I found myself nodding away at various other things he said - and my heart probably raced a bit faster at this bit:
"The key will be to redesign services to enable more mutual self-help, so that people can create and sustain their own solutions."
Easy words of course, but I think he's spot on. We've got to start thinking more like this, particularly now that we're entering a decade of savage public spending cuts.
I was in a meeting yesterday, discussing a project I'm involved in where we've helped to set up a number of gardening services for older people. The project has had a fair amount of success, but one steering group member pointed out that there are still thousands of people in the city who can't access gardening services.
Part of me wanted to scream (we haven't managed to secure world peace in the lifespan of the project either, but I don't think that means we've failed). But there was an important point there too. We, well meaning people, with public funds, have tried to intervene in the marketplace to support people in need. In reality we've only touched a small percentage of people - largely because we don't have the resources (money) to help more people.
The steering group member suggested we should have done more to encourage other ways to get gardening done - for example schemes where a neighbour helps out an older person with cutting their hedge, in return for access to their garden to grow veg (see Landshare for more ideas).
We did do a bit of that, but not much came of it. But she does have a point. Communities helping themselves is perhaps the only sustainable solution to the problems we face as a society. Maybe there's a lesson there for us.
"The steering group member suggested we should have done more to encourage other ways to get gardening done - for example schemes where a neighbour helps out an older person with cutting their hedge, in return for access to their garden to grow veg (see Landshare for more ideas).

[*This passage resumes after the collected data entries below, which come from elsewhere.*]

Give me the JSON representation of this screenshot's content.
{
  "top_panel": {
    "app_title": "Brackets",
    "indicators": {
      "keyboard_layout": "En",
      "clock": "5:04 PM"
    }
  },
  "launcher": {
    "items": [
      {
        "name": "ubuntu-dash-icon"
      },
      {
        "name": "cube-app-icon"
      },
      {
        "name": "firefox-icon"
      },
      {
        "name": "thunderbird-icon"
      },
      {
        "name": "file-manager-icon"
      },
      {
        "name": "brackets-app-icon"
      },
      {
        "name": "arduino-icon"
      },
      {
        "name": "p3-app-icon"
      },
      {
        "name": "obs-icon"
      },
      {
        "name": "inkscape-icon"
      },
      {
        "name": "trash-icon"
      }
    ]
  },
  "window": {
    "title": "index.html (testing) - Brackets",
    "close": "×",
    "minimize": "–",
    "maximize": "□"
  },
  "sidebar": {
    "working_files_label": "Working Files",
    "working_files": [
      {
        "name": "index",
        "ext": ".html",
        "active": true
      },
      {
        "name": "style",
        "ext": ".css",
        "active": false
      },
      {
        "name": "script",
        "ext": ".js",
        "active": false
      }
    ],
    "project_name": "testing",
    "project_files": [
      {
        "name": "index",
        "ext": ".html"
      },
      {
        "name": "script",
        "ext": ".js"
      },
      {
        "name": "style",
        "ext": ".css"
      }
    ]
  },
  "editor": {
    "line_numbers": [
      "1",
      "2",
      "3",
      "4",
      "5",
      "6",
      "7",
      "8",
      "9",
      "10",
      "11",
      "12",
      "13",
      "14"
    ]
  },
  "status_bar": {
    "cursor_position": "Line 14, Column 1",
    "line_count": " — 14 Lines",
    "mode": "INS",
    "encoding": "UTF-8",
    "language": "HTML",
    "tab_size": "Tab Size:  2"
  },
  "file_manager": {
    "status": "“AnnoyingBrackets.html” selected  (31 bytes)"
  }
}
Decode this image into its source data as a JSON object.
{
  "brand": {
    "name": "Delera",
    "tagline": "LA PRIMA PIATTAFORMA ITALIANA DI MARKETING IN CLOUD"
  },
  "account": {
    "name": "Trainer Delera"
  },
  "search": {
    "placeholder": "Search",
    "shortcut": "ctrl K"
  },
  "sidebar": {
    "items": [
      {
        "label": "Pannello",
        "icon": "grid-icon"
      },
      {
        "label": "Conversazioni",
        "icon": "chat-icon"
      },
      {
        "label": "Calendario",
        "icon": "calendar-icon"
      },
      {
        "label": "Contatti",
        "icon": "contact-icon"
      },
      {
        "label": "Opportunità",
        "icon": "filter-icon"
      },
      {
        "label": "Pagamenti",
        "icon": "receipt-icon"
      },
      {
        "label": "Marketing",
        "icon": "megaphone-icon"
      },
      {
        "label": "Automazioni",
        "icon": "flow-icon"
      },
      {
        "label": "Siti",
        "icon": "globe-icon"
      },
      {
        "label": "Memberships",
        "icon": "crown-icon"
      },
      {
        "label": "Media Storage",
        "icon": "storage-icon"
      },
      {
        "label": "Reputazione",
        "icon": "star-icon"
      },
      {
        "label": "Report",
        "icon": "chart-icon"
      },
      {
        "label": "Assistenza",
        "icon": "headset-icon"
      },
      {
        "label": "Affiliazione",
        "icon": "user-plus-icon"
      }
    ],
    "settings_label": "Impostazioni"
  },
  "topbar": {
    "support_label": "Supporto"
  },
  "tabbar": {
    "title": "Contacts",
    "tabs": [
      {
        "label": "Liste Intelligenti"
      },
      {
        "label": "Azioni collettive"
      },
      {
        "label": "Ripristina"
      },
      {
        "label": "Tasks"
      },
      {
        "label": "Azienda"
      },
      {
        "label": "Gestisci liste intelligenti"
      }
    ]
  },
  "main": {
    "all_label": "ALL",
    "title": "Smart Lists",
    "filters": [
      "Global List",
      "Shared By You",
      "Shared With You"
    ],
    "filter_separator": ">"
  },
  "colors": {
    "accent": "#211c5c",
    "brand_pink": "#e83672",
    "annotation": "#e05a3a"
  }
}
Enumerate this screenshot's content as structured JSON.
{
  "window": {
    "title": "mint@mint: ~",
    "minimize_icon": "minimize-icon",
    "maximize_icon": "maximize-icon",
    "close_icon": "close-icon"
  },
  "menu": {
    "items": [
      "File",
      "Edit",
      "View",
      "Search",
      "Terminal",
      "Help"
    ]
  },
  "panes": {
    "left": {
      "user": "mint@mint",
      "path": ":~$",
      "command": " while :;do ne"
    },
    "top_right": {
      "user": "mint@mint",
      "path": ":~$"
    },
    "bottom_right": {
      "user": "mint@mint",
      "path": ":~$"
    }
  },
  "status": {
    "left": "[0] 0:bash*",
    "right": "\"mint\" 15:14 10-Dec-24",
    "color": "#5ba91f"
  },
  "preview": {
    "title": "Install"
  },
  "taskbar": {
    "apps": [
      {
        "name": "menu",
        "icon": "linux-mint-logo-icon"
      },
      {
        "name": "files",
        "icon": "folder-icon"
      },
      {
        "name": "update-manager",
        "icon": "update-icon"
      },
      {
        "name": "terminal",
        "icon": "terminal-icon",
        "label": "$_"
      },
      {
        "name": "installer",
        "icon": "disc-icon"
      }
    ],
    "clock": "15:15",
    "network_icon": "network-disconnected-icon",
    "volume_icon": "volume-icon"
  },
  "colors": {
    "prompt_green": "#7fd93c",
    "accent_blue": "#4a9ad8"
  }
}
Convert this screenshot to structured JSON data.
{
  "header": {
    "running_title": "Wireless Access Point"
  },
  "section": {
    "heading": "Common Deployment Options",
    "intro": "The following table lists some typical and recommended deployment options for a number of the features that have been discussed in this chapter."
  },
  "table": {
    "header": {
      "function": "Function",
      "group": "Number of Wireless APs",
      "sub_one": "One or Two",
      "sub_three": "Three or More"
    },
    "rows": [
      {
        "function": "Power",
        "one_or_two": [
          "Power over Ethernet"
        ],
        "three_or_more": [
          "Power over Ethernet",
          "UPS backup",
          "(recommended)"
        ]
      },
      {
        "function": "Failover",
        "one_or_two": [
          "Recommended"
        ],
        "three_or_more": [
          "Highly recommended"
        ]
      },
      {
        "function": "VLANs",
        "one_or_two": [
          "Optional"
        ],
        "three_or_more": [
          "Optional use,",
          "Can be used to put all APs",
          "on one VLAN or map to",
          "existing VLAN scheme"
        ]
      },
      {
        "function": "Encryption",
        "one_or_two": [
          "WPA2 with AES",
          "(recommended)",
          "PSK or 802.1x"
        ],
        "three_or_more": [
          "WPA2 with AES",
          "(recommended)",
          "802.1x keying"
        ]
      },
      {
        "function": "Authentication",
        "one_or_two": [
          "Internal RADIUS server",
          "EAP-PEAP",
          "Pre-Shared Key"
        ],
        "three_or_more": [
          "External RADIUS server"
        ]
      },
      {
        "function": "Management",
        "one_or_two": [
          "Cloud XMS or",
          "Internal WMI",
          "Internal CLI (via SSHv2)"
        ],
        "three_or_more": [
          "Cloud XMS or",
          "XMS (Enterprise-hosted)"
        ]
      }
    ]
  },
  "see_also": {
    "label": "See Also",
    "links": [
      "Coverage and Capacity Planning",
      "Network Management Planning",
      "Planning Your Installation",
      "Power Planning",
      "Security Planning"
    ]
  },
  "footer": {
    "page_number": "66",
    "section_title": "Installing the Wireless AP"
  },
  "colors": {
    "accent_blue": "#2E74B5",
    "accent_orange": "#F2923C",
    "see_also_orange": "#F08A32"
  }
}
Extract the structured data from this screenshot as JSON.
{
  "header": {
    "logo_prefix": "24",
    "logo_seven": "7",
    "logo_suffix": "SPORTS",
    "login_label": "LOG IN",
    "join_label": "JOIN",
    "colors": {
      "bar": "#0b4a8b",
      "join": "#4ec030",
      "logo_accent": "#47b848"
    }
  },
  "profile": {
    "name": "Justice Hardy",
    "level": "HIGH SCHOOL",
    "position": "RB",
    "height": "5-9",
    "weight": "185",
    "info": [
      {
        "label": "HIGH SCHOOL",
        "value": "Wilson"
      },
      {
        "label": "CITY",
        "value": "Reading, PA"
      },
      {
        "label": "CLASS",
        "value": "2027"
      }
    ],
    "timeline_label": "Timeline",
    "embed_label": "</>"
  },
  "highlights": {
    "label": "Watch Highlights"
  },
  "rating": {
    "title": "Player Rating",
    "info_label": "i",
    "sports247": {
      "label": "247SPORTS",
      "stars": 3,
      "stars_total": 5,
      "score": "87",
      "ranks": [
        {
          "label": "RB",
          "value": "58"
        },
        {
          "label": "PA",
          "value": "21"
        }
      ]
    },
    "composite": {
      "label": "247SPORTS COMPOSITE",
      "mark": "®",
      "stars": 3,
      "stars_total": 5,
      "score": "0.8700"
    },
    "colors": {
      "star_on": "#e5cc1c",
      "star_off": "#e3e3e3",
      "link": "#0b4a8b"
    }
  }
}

We did do a bit of that, but not much came of it."
This is a recurring problem. You're clearly right that communities helping themselves (people helping each other) is likely to be more sustainable than activities that take place because there's some funding to pay for it. The question is what does the state - and wider society - do when communities either can't or choose not to help themselves of their own volition.
New Labour's attempts at artificial stimulation of 'volunteering' - while well intentioned - have often primarily resulted in young people getting funded to take part in vaguely socially progressive recreational activities.
There was even a point last year where youth volunteering funding organisation, V, attempted to rebrand volunteering as 'favours' because research told them young people didn't find the idea of volunteering very exciting.
I'm not clear if they're still doing this or if someone's pointed out that blurring the distinction between volunteering (which could involve cutting someone's hedge, at appointed time, properly, on a regular basis or working a regular weekly shift at a soup kitchen) and a favour (lending your mate 50p to buy a can of Coke or picking up your mum's jacket from the dry cleaners) is probably as negative for literacy as it is useless in promoting positive social activity.
The question raised is, is it more productive for the government to chuck lots of cash into getting people to do stuff they don't want to do on voluntary basis, when the alternative is paying people to do it?
Posted by: David Floyd | July 05, 2009 at 01:31 PM
Rob
Cracking post.
Only thing I would argue with is the issue of communities helping themselves. Only people can help other people. And the challenge is to help individuals to recognise that the development of 'supportive relationships' on a local level is more likely to help them make more progress, more quickly than relying on agencies - be they social enterprises or public services. Once this habit of mutual support starts to spread then a sense of community will start to emerge.
I would suggest that too much of what we call community development work at the moment depends on a small group of activists doing stuff to help a much larger group of generally indifferent and passive citizens.
Whether we are cutting their grass or organising a community fayre or mela the very act of 'helping' may further re-inforce passivity and indifference in the community we are seeking to help. We provide them with another pacifier, a diversion that helps to inoculate them against the realities of life and thereby maintaining the status quo.
Posted by: Mike Chitty | July 05, 2009 at 06:12 PM
Thank you both - plenty of good points there. I agree that there's a question about what should the State do if communities/people don't help themselves. I suppose there's a question before that about what is the role of the State in creating an environment were the number of people who don't help themselves is few and far between. A big question... but once again, one that we need to consider, particularly when funding for the traditional ways to "intervene and help" will become increasingly scarce.